In a tweet last week, the study’s lead author, Oxford University’s Kevin Wheeler, said: “Question: What will it take to sustain the Colorado River? Answers: 1) Extraordinary demand management. 2) Extraordinary new thinking.”
“New abnormal” seen in river’s weather conditions
The study was conducted by researchers operating under Utah State University’s Center for Colorado River Studies. Its mission is to conduct studies that show how the river and its tributaries can be effectively managed, and this is its sixth study.
The new study relied on several known quantities.
First, it employed the same computer modeling system the U.S. Bureau of Reclamation has used to make forecasts for the river since the 1970s, said Wheeler. He’s an engineer and project manager who has worked in various roles on Colorado River issues for more than a decade.
Second, it considered the likelihood that the river’s weather conditions are entering a “new abnormal.” That means predictions of future climate conditions and runoff can’t be based on how those forces have behaved in the past.
Under a “new abnormal” scenario, the study said two outcomes could occur. Under one, runoff totals will match very dry conditions of 2000 to 2018, in which the river flows were 18% lower than those of the 20th century. Or, runoff could keep worsening, following the course predicted by Udall in a 2017 study he did with former University of Arizona climate scientist Jonathan Overpeck. They warned warming would lower river flows 20% to 30% by 2050 and 35% to 55% by 2100.
To determine how that scenario could affect the river, the new study used Udall and Overpeck’s prediction that continued warming could cause river flows to drop 6.5% for every 1-degree Celsius temperature increase. That’s the midpoint in a range of possible outcomes they forecast for lower river flows.
If either scenario happens and hydrologic conditions have truly shifted since 2000, “We need to plan as if this is all we’re going to get, this is what the implications are,” Wheeler said.
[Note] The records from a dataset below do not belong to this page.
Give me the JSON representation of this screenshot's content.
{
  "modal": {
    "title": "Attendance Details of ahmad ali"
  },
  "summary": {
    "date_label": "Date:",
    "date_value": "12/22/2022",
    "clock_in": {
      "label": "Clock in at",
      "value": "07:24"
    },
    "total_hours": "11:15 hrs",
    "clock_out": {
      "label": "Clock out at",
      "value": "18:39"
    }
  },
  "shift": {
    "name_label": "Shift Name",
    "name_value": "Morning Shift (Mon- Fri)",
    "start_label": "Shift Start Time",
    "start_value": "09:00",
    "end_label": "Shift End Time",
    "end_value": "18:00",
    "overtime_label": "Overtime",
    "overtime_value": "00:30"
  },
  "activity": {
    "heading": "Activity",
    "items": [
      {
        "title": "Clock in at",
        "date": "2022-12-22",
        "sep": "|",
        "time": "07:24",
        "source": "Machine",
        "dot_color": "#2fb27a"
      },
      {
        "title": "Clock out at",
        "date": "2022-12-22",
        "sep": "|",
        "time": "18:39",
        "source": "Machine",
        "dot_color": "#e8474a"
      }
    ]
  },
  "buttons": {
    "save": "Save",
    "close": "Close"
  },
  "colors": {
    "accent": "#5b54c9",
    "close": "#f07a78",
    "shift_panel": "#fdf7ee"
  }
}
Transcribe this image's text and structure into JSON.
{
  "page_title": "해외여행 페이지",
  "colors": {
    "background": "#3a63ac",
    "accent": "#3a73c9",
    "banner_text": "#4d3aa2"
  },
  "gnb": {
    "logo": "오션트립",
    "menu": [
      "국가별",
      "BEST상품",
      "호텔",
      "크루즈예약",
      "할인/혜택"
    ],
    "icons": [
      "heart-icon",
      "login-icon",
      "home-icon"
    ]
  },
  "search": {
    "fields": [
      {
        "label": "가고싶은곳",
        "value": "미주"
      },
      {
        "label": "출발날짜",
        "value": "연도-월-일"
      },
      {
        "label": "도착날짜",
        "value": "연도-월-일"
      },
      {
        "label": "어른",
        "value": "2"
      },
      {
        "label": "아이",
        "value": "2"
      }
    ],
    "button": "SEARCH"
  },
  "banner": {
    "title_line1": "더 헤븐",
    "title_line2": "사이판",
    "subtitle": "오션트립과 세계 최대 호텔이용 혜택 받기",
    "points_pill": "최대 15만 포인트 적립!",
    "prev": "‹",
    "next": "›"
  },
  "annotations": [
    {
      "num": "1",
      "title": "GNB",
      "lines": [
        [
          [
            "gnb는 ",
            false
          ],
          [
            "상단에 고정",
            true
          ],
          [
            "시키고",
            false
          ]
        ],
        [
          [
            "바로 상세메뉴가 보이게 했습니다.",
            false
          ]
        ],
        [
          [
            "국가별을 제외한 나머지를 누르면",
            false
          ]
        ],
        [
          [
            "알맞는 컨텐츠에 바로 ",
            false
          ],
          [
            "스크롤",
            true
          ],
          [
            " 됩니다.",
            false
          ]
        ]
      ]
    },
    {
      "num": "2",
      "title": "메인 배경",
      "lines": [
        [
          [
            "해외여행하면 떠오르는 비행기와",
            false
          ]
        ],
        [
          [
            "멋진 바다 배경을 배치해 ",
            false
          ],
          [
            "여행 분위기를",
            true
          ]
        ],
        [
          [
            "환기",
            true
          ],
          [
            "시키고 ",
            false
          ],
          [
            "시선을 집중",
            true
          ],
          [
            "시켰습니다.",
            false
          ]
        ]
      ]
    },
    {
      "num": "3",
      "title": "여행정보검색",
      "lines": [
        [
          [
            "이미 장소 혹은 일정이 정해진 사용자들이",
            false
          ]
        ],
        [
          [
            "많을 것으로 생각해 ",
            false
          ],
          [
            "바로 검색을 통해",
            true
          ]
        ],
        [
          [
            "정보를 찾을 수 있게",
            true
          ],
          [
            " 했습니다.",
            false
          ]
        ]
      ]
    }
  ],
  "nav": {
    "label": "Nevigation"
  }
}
“Nobody could be absolutely certain. We could get a wet spell for sure,” Wheeler said. “But we believe that’s much less likely and that the recent conditions are much more representative of what’s likely to happen than flows of 100 years ago which were very wet.”
The study didn’t analyze a specific risk of any particular river flow shortfall or other problems, because it’s really hard to make such projections over an extended period.
But speaking specifically about a compact call, in which competing demands for the limited water would become dire, Udall said, “I can only say the risk is a lot higher than anyone should feel comfortable with.”
Buffer needed for electricity generation
When the study assumed conditions that have existed since 2000 would continue past the current time, its forecast was downbeat but not alarming.
If such conditions continue and the Upper Basin states take no more from the river than the 4 million acre-feet they’re now taking in an average year, the two reservoirs will hold 13 million acre-feet of water, the new study said. That compares to about 20 million acre-feet today.
If the Lower Basin states agree to the 40% cutback the study says may be needed, however, then the reservoirs would hold about 17 million acre-feet of water.
But if river flows keep decreasing as Overpeck and Udall have predicted, the reservoirs would keep losing about 250,000 acre-feet a year.
“Aggressive commitments to water conservation” would be needed in both basins just to keep 15 million acre-feet in the reservoirs, the study said.
The 15 million offers “a minimum level of water security,” Wheeler said. It would provide a buffer of 6.5 million acre-feet above what’s needed to keep producing power at Glen Canyon Dam and to let Las Vegas keep taking water out of Lake Mead, Wheeler said.
Said Udall: “Maybe the bottom line on this whole paper is that we need to prepare for the worst and hope for the best.”